Marketing & Communication 7 June 2022

What are the best GDPR practices for email communication?

La gestion de la protection des données personnelles avec l'outil Boost My Mail

Personal data protection management is a recurring issue in marketing. It’s governed by the General Data Protection Regulation (GDPR). During their communication operations, a marketer’s mission is to promote their company’s brand, in order to make it known and attract new customers. They must also comply with the GDPR when they collect and use data from prospects interested in their brand. What is the GDPR, and what are the best practices in terms of emails? We reveal all!

GDPR and email, two different things

For starters, the GDPR makes no mention of email. It’s not concerned with channels, but with the processing of personal data. Provisions relating to email are described in a European Directive enacted in 2002, which has been transposed into most Member States’ laws. These provisions will be complemented in the coming months by a future “e-Privacy” regulation, also known as the “cookie law”. As its name suggests, the new law will primarily impact cookie consent pop-ups.

In brief, the Directive makes a distinction between BTOB email communications and BTOC email communications:
-> BTOB: Email communications sent to companies do not require prior consent, but they do provide a right of objection (opt-out). Opt-out is when the recipient of the advertisement hasn’t objected to receiving the email.

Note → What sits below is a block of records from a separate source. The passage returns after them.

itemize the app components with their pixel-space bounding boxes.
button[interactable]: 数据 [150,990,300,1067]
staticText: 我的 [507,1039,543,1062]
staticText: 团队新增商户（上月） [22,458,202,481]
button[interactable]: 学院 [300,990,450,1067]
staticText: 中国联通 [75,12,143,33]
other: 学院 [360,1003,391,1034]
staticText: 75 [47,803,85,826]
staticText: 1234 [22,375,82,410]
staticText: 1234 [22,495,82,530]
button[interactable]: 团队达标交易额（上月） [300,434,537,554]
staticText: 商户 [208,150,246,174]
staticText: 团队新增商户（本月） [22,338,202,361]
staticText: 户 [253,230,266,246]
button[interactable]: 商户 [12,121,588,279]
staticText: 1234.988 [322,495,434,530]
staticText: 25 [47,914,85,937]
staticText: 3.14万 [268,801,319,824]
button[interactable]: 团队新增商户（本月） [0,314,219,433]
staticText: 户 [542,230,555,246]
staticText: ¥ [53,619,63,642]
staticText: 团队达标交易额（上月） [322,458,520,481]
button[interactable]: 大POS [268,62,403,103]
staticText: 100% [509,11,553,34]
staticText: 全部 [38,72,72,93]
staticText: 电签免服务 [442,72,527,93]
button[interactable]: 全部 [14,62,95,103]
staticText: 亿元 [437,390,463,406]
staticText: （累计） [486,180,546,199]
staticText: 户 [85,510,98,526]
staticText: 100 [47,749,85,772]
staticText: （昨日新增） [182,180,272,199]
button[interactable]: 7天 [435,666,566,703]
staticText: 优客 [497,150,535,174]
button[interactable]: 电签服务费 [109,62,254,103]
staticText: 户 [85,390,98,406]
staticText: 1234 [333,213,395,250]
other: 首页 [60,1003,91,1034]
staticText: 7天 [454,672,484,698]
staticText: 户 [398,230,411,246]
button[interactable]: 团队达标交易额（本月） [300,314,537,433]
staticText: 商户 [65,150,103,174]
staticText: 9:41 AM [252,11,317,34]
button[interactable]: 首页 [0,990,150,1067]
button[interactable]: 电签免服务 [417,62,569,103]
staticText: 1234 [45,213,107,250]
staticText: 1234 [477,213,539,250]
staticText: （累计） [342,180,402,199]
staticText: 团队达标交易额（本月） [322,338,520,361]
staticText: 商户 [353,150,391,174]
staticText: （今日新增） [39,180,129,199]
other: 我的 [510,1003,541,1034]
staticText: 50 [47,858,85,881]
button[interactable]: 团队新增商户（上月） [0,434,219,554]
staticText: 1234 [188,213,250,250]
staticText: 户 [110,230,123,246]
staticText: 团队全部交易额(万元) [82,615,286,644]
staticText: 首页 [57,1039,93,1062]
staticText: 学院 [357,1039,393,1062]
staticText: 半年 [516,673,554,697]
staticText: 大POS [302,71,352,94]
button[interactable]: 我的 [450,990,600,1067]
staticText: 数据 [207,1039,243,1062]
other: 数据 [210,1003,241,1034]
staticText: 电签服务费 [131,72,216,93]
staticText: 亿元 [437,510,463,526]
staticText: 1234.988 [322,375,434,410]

In short, if they didn’t say “no”, it’s “yes”.
-> BTOC: Email communications to individuals require prior consent (opt-in), unless the email was collected as part of a commercial transaction and is being used to send advertisements for a similar product. In this case, an opt-out system applies.

How do you collect user data and be GDPR compliant?

In concrete terms, what actions should be taken in order to comply with the GDPR when a marketing action is launched?
When collecting data:
-> State openly that data is being collected and the data-hosting method.
-> Be transparent about the reasons for processing of the data. And if there’s a special data processing operation: specific consent. The box should not be pre-checked when requesting consent.
-> Enable each user to consult and/or modify their information. Delete a user’s entire data set if they so request. Specify when the data will be permanently erased from the company’s databases
When sending an email campaign:
-> The presence of an unsubscribe link in the email.
-> The use of double opt-in is strongly recommended: a double authorisation box to be checked by the user.
-> Provision of an email address for feedback.

Adapt your email communication strategy and be 100% GDPR!

As we’ve seen above, GDPR and email are two very different things. The GDPR acts to protect user information, and email is a communication channel that potentially uses such data. One thing’s for sure, marketers must make sure they’re GDPR compliant when selecting the dissemination list for their email campaigns.

How do you communicate company news by email, while being visible and without being intrusive?

Using collaborative emails is a good option as the business or partnership relationship is already established between sender and recipient. The most relevant communication space is the email signature. It’s conveyed by the employee, a true brand ambassador. A unified email signature with the company colours reinforces the company’s brand image.

With an email signature management tool like Boost My Mail, a single administrator can create and disseminate the same email signature template to all their employees. The personalised email signature with the employee’s professional contact details includes several clickable buttons/features enabling easy company self-promotion:
– The company logo, link to the website,
– Social network buttons, getting recipients to follow the company’s adventures on social networks,
– A news banner, providing elegant support to the email signature and links to value-added content (white paper to download, event, advice, etc.).

signature email

Hence, each employee email helps ensure the company’s marketing actions’ visibility. The solution is GDPR compliant; it’s hosted by Azure Services while data is hosted in France and Northern Europe.
– Employee information is only used to display the personalised email signature on each employee email.
– Employer email privacy is respected. Emails are never stored on servers, and there’s no risk of that changing!
– Statistics resulting from your email campaigns are totally GDPR. They give each campaign’s click volume 🙏

So it’s easy for a solution like Boost My Mail to comply with the GDPR as it only disseminated data that’s transmitted to it without exploiting it. As a relay, Boost My Mail displays signatures and campaigns on employee emails. An email signature management tool like Boost My Mail enables you to communicate in places you never thought possible.

You now know how to make everyday emails more of a marketing tool while complying with the GDPR!